This morning's Op-Ed Column in the Examiner gave McDonald's VP of Nutrition and Menu Strategy Karen Wells an opportunity to rebuke the Board of Supervisors' proposal to ban toys in Happy Meals unless they meet strict nutrition guidelines. In her takedown, Wells (herself a mother of two) thinks the Board didn't really do their homework on this one and failed to back up their proposal with any real data, calling it "symbolic legislation." She goes on to point out the absurdity of letting the Supes babysit your children:
No scientific evidence exists to demonstrate that limiting access to toys will address or solve the stated purpose of the ordinance — decreasing childhood obesity. A hasty, ad-hoc strategy at best, it was devised without relevant knowledge regarding customers’ buying and eating habits. Who do the Supervisors believe make these decisions when our children eat at home, carry a lunch to school or sleep over at a friend’s house? Parents make those choices, not legislators.
A fair point, because despite what some might say about McDonald's advertising, we still have yet to hear of any reported cases of Grimace kidnapping children and force-feeding them french fries.

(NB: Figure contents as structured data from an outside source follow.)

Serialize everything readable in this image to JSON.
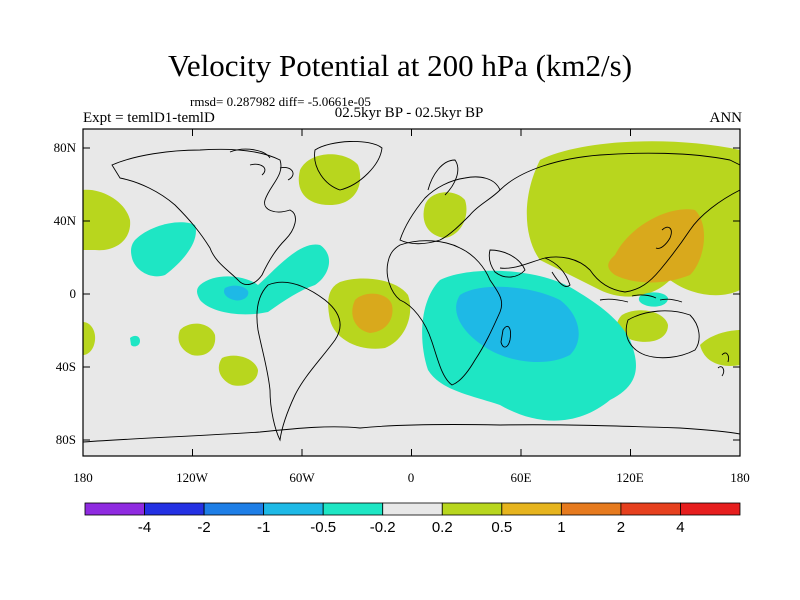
{
  "title": "Velocity Potential at 200 hPa (km2/s)",
  "stats": "rmsd= 0.287982 diff= -5.0661e-05",
  "experiment": "Expt = temlD1-temlD",
  "period": "02.5kyr BP - 02.5kyr BP",
  "season": "ANN",
  "axes": {
    "lat_ticks": [
      "80N",
      "40N",
      "0",
      "40S",
      "80S"
    ],
    "lon_ticks": [
      "180",
      "120W",
      "60W",
      "0",
      "60E",
      "120E",
      "180"
    ]
  },
  "colorbar": {
    "colors": [
      "#8f2be0",
      "#2431e3",
      "#1e7ee6",
      "#1eb9e6",
      "#1ee6c4",
      "#e8e8e8",
      "#b8d61e",
      "#e6b41e",
      "#e67a1e",
      "#e6401e",
      "#e61e1e"
    ],
    "labels": [
      "-4",
      "-2",
      "-1",
      "-0.5",
      "-0.2",
      "0.2",
      "0.5",
      "1",
      "2",
      "4"
    ]
  },
  "legend_colors": {
    "background": "#e8e8e8",
    "positive_low": "#b8d61e",
    "positive_mid": "#d9a91c",
    "negative_low": "#1ee6c4",
    "negative_mid": "#1eb9e6",
    "negative_strong": "#1e7ee6"
  }
}
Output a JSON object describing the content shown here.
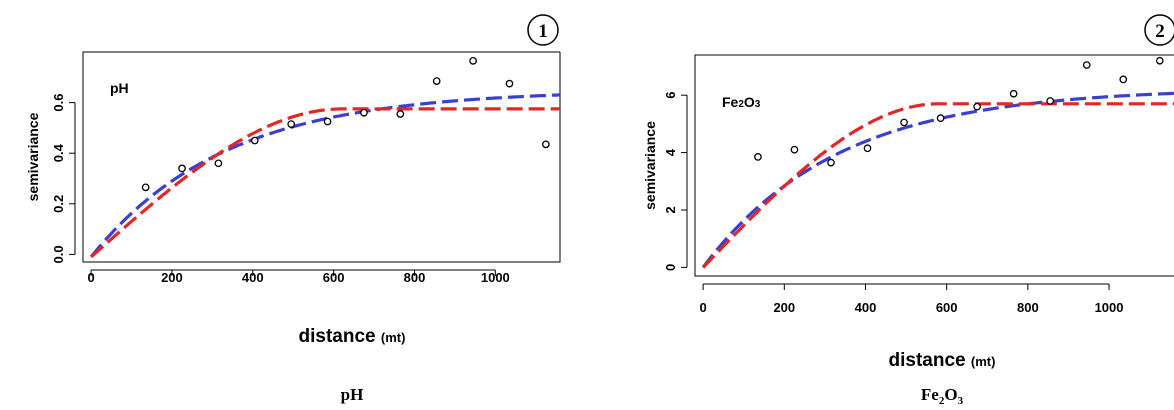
{
  "chart_data": [
    {
      "type": "scatter",
      "badge": "1",
      "panel_label": "pH",
      "caption": "pH",
      "ylabel": "semivariance",
      "xlabel": "distance",
      "xlabel_unit": "(mt)",
      "xlim": [
        -20,
        1160
      ],
      "ylim": [
        -0.03,
        0.8
      ],
      "xticks": [
        0,
        200,
        400,
        600,
        800,
        1000
      ],
      "yticks": [
        0.0,
        0.2,
        0.4,
        0.6
      ],
      "ytick_labels": [
        "0.0",
        "0.2",
        "0.4",
        "0.6"
      ],
      "points": {
        "x": [
          135,
          225,
          315,
          405,
          495,
          585,
          675,
          765,
          855,
          945,
          1035,
          1125
        ],
        "y": [
          0.265,
          0.34,
          0.36,
          0.45,
          0.515,
          0.525,
          0.56,
          0.555,
          0.685,
          0.765,
          0.675,
          0.435
        ]
      },
      "series": [
        {
          "style": "dashed",
          "color": "#3b3fd1",
          "model": "exponential",
          "nugget": -0.01,
          "sill": 0.65,
          "range": 330
        },
        {
          "style": "dashed",
          "color": "#e32626",
          "model": "spherical",
          "nugget": -0.01,
          "sill": 0.575,
          "range": 620
        }
      ]
    },
    {
      "type": "scatter",
      "badge": "2",
      "panel_label": "Fe2O3",
      "caption_main": "Fe",
      "caption_sub1": "2",
      "caption_mid": "O",
      "caption_sub2": "3",
      "ylabel": "semivariance",
      "xlabel": "distance",
      "xlabel_unit": "(mt)",
      "xlim": [
        -20,
        1160
      ],
      "ylim": [
        -0.3,
        7.4
      ],
      "xticks": [
        0,
        200,
        400,
        600,
        800,
        1000
      ],
      "yticks": [
        0,
        2,
        4,
        6
      ],
      "ytick_labels": [
        "0",
        "2",
        "4",
        "6"
      ],
      "points": {
        "x": [
          135,
          225,
          315,
          405,
          495,
          585,
          675,
          765,
          855,
          945,
          1035,
          1125
        ],
        "y": [
          3.85,
          4.1,
          3.65,
          4.15,
          5.05,
          5.2,
          5.6,
          6.05,
          5.8,
          7.05,
          6.55,
          7.2
        ]
      },
      "series": [
        {
          "style": "dashed",
          "color": "#3b3fd1",
          "model": "exponential",
          "nugget": 0.0,
          "sill": 6.25,
          "range": 330
        },
        {
          "style": "dashed",
          "color": "#e32626",
          "model": "spherical",
          "nugget": 0.0,
          "sill": 5.7,
          "range": 580
        }
      ]
    }
  ]
}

Moving on to the second window before driving the point home, Wells goes on to supersize her argument and defend the Golden Arches with some kid-related data:
...a cheeseburger Happy Meal with eight ounces of low-fat milk and apple dippers — a half-cup of sliced apples with low-fat caramel dip — has fewer calories and less fat than the iconic peanut butter and jelly sandwich with low-fat milk and an apple.
Well played, Wells. The PB&J is arguably just as iconic as a Happy Meal, and that sad brown bag lunch some of us found ourselves bringing to school never even came with a plastic figure of Johnny Depp as a pirate or whatever.
So, now that we know a 2010 Happy Meal is not the same as what Ronald (McDonald, that is) was serving up back in the 80's, can we move on from the toy issue and start hating Mickey D's for thinking they know what's best for the kids?